I am supposed to take Fluid Mechanics in Fall 2013. The course has lots of prerequisites and I have taken them all.

One of the prerequisites is Dynamics. In Dynamics I was taught how to analyze objects in motion using Newton's Second Law of motion, Work and Energy method and Impulse and Momentum. The course first started with Particle Dynamics then it moved onto Rigid Body Dynamics. The only difference is Rigid Body dynamics was we could no longer ignore the geometry of the object and thus had to extend the concepts in particle dynamics.

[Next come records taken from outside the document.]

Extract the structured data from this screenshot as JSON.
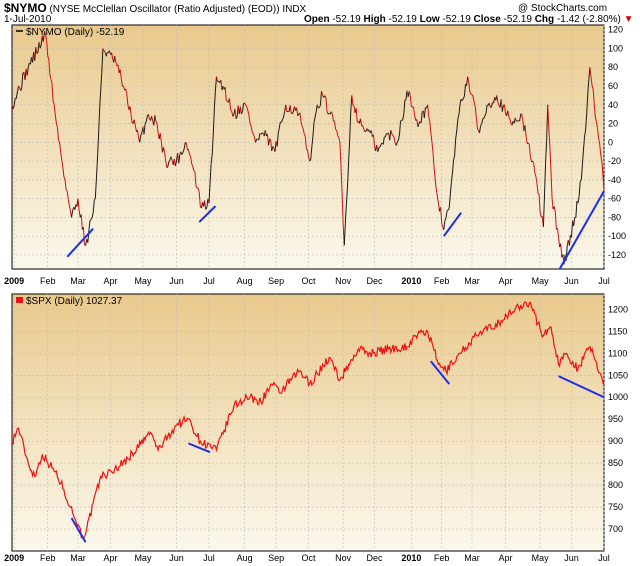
{
  "header": {
    "symbol": "$NYMO",
    "description": "(NYSE McClellan Oscillator (Ratio Adjusted) (EOD))",
    "index_tag": "INDX",
    "date": "1-Jul-2010",
    "copyright": "@ StockCharts.com",
    "open_label": "Open",
    "open_value": "-52.19",
    "high_label": "High",
    "high_value": "-52.19",
    "low_label": "Low",
    "low_value": "-52.19",
    "close_label": "Close",
    "close_value": "-52.19",
    "chg_label": "Chg",
    "chg_value": "-1.42 (-2.80%)",
    "chg_arrow": "▼"
  },
  "colors": {
    "panel_top": "#e9c98d",
    "panel_bottom": "#fbf8ec",
    "nymo_up": "#1a1a1a",
    "nymo_down": "#cc1111",
    "spx": "#ee1111",
    "trendline": "#1a2fe6",
    "grid": "#bdbdbd"
  },
  "chart_data": [
    {
      "type": "line",
      "legend": "$NYMO (Daily) -52.19",
      "last_value": -52.19,
      "ylim": [
        -135,
        125
      ],
      "yticks": [
        -120,
        -100,
        -80,
        -60,
        -40,
        -20,
        0,
        20,
        40,
        60,
        80,
        100,
        120
      ],
      "x_tick_labels": [
        "2009",
        "Feb",
        "Mar",
        "Apr",
        "May",
        "Jun",
        "Jul",
        "Aug",
        "Sep",
        "Oct",
        "Nov",
        "Dec",
        "2010",
        "Feb",
        "Mar",
        "Apr",
        "May",
        "Jun",
        "Jul"
      ],
      "x_tick_bold": [
        "2009",
        "2010"
      ],
      "x": [
        "2008-12-31",
        "2009-01-15",
        "2009-01-31",
        "2009-02-10",
        "2009-02-18",
        "2009-02-24",
        "2009-03-02",
        "2009-03-09",
        "2009-03-12",
        "2009-03-18",
        "2009-03-25",
        "2009-04-06",
        "2009-04-13",
        "2009-04-20",
        "2009-04-28",
        "2009-05-06",
        "2009-05-14",
        "2009-05-22",
        "2009-06-01",
        "2009-06-10",
        "2009-06-17",
        "2009-06-24",
        "2009-07-01",
        "2009-07-08",
        "2009-07-14",
        "2009-07-24",
        "2009-08-04",
        "2009-08-13",
        "2009-08-20",
        "2009-08-31",
        "2009-09-10",
        "2009-09-22",
        "2009-10-02",
        "2009-10-09",
        "2009-10-14",
        "2009-10-21",
        "2009-10-30",
        "2009-11-03",
        "2009-11-10",
        "2009-11-17",
        "2009-11-27",
        "2009-12-04",
        "2009-12-14",
        "2009-12-22",
        "2009-12-31",
        "2010-01-11",
        "2010-01-19",
        "2010-01-26",
        "2010-02-02",
        "2010-02-08",
        "2010-02-16",
        "2010-02-25",
        "2010-03-08",
        "2010-03-15",
        "2010-03-24",
        "2010-04-06",
        "2010-04-15",
        "2010-04-26",
        "2010-05-06",
        "2010-05-10",
        "2010-05-14",
        "2010-05-20",
        "2010-05-25",
        "2010-06-04",
        "2010-06-10",
        "2010-06-18",
        "2010-06-22",
        "2010-06-29",
        "2010-07-01"
      ],
      "values": [
        40,
        80,
        115,
        20,
        -40,
        -80,
        -60,
        -110,
        -95,
        -60,
        100,
        85,
        60,
        30,
        0,
        30,
        20,
        -20,
        -20,
        0,
        -30,
        -70,
        -65,
        70,
        60,
        30,
        40,
        0,
        10,
        -10,
        40,
        30,
        -20,
        40,
        50,
        30,
        0,
        -110,
        50,
        20,
        10,
        -10,
        10,
        0,
        55,
        20,
        40,
        -40,
        -90,
        -70,
        25,
        70,
        10,
        40,
        50,
        20,
        30,
        -20,
        -90,
        40,
        -60,
        -100,
        -130,
        -80,
        -40,
        80,
        40,
        -20,
        -52
      ]
    },
    {
      "type": "line",
      "legend": "$SPX (Daily) 1027.37",
      "last_value": 1027.37,
      "ylim": [
        650,
        1235
      ],
      "yticks": [
        700,
        750,
        800,
        850,
        900,
        950,
        1000,
        1050,
        1100,
        1150,
        1200
      ],
      "x_tick_labels": [
        "2009",
        "Feb",
        "Mar",
        "Apr",
        "May",
        "Jun",
        "Jul",
        "Aug",
        "Sep",
        "Oct",
        "Nov",
        "Dec",
        "2010",
        "Feb",
        "Mar",
        "Apr",
        "May",
        "Jun",
        "Jul"
      ],
      "x_tick_bold": [
        "2009",
        "2010"
      ],
      "x": [
        "2008-12-31",
        "2009-01-06",
        "2009-01-15",
        "2009-01-21",
        "2009-01-28",
        "2009-02-09",
        "2009-02-17",
        "2009-02-23",
        "2009-03-02",
        "2009-03-06",
        "2009-03-10",
        "2009-03-23",
        "2009-04-02",
        "2009-04-17",
        "2009-05-08",
        "2009-05-15",
        "2009-06-02",
        "2009-06-12",
        "2009-06-23",
        "2009-07-08",
        "2009-07-24",
        "2009-08-05",
        "2009-08-18",
        "2009-08-28",
        "2009-09-04",
        "2009-09-23",
        "2009-10-02",
        "2009-10-20",
        "2009-10-30",
        "2009-11-16",
        "2009-11-27",
        "2009-12-14",
        "2009-12-31",
        "2010-01-08",
        "2010-01-19",
        "2010-01-29",
        "2010-02-05",
        "2010-02-18",
        "2010-03-05",
        "2010-03-26",
        "2010-04-15",
        "2010-04-23",
        "2010-05-06",
        "2010-05-13",
        "2010-05-20",
        "2010-05-27",
        "2010-06-07",
        "2010-06-18",
        "2010-06-22",
        "2010-06-29",
        "2010-07-01"
      ],
      "values": [
        900,
        930,
        850,
        820,
        870,
        830,
        790,
        750,
        710,
        680,
        700,
        820,
        830,
        860,
        920,
        880,
        940,
        950,
        900,
        880,
        980,
        1000,
        990,
        1030,
        1010,
        1060,
        1030,
        1090,
        1040,
        1110,
        1100,
        1110,
        1115,
        1140,
        1150,
        1075,
        1060,
        1100,
        1140,
        1170,
        1210,
        1215,
        1140,
        1160,
        1075,
        1100,
        1065,
        1115,
        1090,
        1045,
        1027.37
      ]
    }
  ],
  "trendlines": [
    {
      "panel": 0,
      "from": [
        "2009-02-20",
        -122
      ],
      "to": [
        "2009-03-16",
        -92
      ]
    },
    {
      "panel": 0,
      "from": [
        "2009-06-22",
        -85
      ],
      "to": [
        "2009-07-07",
        -68
      ]
    },
    {
      "panel": 0,
      "from": [
        "2010-02-03",
        -100
      ],
      "to": [
        "2010-02-19",
        -75
      ]
    },
    {
      "panel": 0,
      "from": [
        "2010-05-21",
        -135
      ],
      "to": [
        "2010-07-01",
        -52
      ]
    },
    {
      "panel": 1,
      "from": [
        "2009-02-24",
        725
      ],
      "to": [
        "2009-03-09",
        670
      ]
    },
    {
      "panel": 1,
      "from": [
        "2009-06-12",
        895
      ],
      "to": [
        "2009-07-02",
        875
      ]
    },
    {
      "panel": 1,
      "from": [
        "2010-01-22",
        1082
      ],
      "to": [
        "2010-02-08",
        1030
      ]
    },
    {
      "panel": 1,
      "from": [
        "2010-05-20",
        1048
      ],
      "to": [
        "2010-07-01",
        1000
      ]
    }
  ]
}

I am very good with Particle Dynamics but I have some weaknesses with Rigid Body Dynamics. In Rigid body dynamics, I was making conceptual mistakes and taking way too long to solve problems.

Now my questions are

1. Will my weakness in Rigid Body Dynamics prevent from mastering Fluid Mechanics?
2. What course (or topics) is crucial to understand before taking Fluid Mechanics?

2. May 1, 2013

### Autosug

If you can squeeze a thermodynamics course in it probably would be good. I had thermodynamics and Fluid mechanics at the same time and i wish Id had thermo prior to fluid. It made things harder.
Had dynamics prior to these courses.
:)

3. May 1, 2013

### Staff: Mentor

Fluid dynamics applies Newton's second law to differential elements of fluid, rather than to entire bodies. Each an every parcel of fluid is subjected to Newton's second law. So the dynamics part of your background should help. But, in fluid mechanics, you are also going to be dealing with materials that are deforming, and you are going to make the acquaintance of the stress tensor. Although not imperative, it might be useful to take a course in strength of materials (solid mechanics) which might help introduce you to the stress tensor.

4. May 1, 2013

Rule #1: F = ma

That's all dynamics really is, including fluid dynamics. The difference is that there is just a different constitutive equation for a fluid than for a rigid body, so the solutions are different.

5. Jun 19, 2013

### caldweab

I highly recommend taking thermodynamics and heat transfer first. Heat transfer gradually moves into fluid dynamics when you get to convection and the boundary layers. On topic though, you'll be fine with your dynamics background.

6. Jun 25, 2013

### justin22

Whenever your dealing with fluid mechanics you will be dealing with energy balance equations, bernoilli's principle and equation, static analysis, and some simple fluid dynamic analysis. Introduction to Thermodynamics courses usually cover some fluid mechanics principles. Heat transfer courses would only be beneficial if you are taking a fluid dynamics course. I do not believe you are at a disadvantage with your weakness. Keep an open mind when learning a new topic. Fluid mechanics is an interesting field of study and can be implemented to a significant amount of real world engineering situations. Best of luck.

7. Jun 26, 2013

### Ritz_physics

The mechanics of fluids is different from that of rigid bodies, even though both are governed by Newton's laws. The approach to analyzing "flow" is different as well. So your weakness in rigid body dynamics will not affect this course at all.
However take this tip: Fluid Dynamics involves study of continuum, ie. simply speaking "continuous force fields". I guess this phrase might be a little intimidating at first, but this can be one the easiest subjects you ever learnt if you are good with calculus. So it is of utmost importance that you are atleast well-acquainted with multi-variable calculus. You will be using it quite often.